July 17, 2014

Sex Tape

Pros leave the roller skates on

Grade: C –
Director: Jake Kasdan
Starring: Cameron Diaz, Jason Segel, Rob Corddry, Ellie Kemper and Rob Lowe
MPAA Rating: R
Running Time: 1 hr. 34 min.

The presence of Rob Lowe in a movie titled Sex Tape is as witty as this flaccid farce gets—Google “Rob Lowe sex tape” if you’re too young to get the reference. The film even momentarily goes next level when the setting shifts to madcap sequence inside the mansion of Hank, Lowe’s character, which is adorned with a series of paintings featuring Hank’s face drawn into classic Disney movie stills, including The Lion King, Pinocchio, and—yep, you guessed it—Snow White. [Google “Rob Lowe Snow White” if you don’t get that one, either.]

A bawdy bore, Sex Tape is the unsexiest movie about sex, and that’s saying something considering one of its derriere-bearing stars is Cameron Diaz. Diaz reteams with her Bad Teacher director Jake Kasdan and co-star Jason Segel as a couple, Jay (Segel) and Annie (Diaz), whose red hot college romance has transitioned into a decade of familyhood and movie martial malaise.

In an effort to stoke their erstwhile sexual sparks, Jay and Annie decide record their three-hour romp through “The Joy of Sex” on Jay’s iPad.

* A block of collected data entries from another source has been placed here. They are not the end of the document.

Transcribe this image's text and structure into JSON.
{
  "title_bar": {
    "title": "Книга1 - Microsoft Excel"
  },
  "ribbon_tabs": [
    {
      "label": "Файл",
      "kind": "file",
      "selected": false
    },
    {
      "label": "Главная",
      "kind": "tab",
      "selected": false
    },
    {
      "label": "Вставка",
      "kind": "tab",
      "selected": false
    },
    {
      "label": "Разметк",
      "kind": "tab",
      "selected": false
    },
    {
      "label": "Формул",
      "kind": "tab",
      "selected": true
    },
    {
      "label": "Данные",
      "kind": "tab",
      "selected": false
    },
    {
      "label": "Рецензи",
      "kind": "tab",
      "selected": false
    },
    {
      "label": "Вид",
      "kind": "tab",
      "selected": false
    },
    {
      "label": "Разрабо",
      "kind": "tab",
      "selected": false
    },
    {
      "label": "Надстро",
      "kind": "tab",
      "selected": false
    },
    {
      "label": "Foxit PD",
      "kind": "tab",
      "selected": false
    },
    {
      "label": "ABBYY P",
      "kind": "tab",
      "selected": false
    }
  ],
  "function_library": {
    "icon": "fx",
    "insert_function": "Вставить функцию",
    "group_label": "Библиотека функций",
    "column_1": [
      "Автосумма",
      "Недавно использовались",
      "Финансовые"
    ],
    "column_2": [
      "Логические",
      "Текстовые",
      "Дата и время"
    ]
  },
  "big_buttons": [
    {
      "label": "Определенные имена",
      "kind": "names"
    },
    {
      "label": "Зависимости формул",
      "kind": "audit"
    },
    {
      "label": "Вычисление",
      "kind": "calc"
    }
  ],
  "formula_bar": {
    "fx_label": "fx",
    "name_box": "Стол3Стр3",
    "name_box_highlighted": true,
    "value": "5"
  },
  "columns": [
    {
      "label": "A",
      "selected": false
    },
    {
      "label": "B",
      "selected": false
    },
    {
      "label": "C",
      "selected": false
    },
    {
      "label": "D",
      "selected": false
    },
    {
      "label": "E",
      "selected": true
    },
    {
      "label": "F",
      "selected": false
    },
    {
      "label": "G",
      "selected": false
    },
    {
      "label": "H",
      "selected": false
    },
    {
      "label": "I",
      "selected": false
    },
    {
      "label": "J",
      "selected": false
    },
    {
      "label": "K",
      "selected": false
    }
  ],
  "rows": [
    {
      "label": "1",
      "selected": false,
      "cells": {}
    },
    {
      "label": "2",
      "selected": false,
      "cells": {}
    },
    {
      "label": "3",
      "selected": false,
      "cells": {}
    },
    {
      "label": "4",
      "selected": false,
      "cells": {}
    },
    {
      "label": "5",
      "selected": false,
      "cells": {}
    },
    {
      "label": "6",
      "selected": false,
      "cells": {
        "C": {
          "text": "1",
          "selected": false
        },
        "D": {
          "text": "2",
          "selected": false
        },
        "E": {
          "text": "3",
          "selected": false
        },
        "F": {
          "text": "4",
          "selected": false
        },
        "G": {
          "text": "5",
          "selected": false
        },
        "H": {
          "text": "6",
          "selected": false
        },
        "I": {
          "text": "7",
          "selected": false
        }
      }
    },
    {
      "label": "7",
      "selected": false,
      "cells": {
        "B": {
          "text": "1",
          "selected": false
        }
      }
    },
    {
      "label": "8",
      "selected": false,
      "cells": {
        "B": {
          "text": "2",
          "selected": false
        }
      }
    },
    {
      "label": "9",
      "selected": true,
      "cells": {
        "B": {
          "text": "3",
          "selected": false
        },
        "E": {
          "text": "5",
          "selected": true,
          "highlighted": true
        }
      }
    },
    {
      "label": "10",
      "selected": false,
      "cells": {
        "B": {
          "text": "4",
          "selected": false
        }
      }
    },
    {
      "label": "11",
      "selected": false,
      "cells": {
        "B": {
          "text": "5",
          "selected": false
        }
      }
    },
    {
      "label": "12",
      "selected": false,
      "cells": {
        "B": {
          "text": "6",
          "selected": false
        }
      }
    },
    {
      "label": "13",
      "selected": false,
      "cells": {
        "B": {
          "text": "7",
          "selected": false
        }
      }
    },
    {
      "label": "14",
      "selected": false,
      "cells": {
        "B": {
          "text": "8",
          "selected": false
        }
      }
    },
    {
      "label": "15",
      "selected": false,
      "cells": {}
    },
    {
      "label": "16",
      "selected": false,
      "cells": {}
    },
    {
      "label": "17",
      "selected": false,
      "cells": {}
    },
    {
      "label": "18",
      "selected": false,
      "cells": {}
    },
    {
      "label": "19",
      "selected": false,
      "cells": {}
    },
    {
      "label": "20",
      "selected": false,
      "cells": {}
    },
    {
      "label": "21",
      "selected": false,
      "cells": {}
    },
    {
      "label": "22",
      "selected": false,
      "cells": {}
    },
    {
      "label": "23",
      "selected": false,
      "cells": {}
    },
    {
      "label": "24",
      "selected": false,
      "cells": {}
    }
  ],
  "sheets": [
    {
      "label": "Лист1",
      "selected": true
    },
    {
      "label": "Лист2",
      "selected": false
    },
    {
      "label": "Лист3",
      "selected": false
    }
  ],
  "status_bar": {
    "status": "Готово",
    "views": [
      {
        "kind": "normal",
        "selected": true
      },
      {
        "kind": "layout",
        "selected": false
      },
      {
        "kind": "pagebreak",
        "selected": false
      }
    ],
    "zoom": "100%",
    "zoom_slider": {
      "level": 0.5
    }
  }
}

Unfortunately, Jay forgets to delete the video, and utter contrivance intercedes when a syncing app uploads the risque recording to a passel of other iPads gifted to various friends and family.

In the real world, an app able to accomplish such an online syncing process would also be capable of deleting uploaded files remotely from their source. Of course, that process would take about 30 seconds. Instead, Jay and Annie frantically spend all night—and the bulk of the film—chasing down the now tawdry tablets, including a visit to best friends Robbie and Tess (Rob Corddry and  Ellie Kemper, a much funnier pair than the lead duo) and Hank (Lowe), a CEO hoping to buy Annie’s mommy blog as the face of his family friendly company.

Moreover, when someone extorts Jay by threatening to upload his video to an online porn website, a sane person would contact the website and formally request them to block and/or remove the improperly obtained recording. In Sex Tape, Jay and Annie pile their moppets into the family SUV, then use it to ram their way into the site’s corporate headquarters in order to take an axe to its servers.

There’s precious little spark between Segel and Diaz, and most of the script is the sort of forced shock dialogue that actually makes us think less of our protagonists. There’s not a truly funny or believable moment in all of Sex Tape, down to our eventual glimpse of the actual tape, which was ostensibly filmed with a stationary iPad yet somehow contains multiple camera angles. Well, there’s one believable moment: when Hank and Annie share lines of cocaine, Lowe and Diaz’s portrayals suggest some prior personal experience. Just Google “Rob Lowe and ….,” well, you get the idea.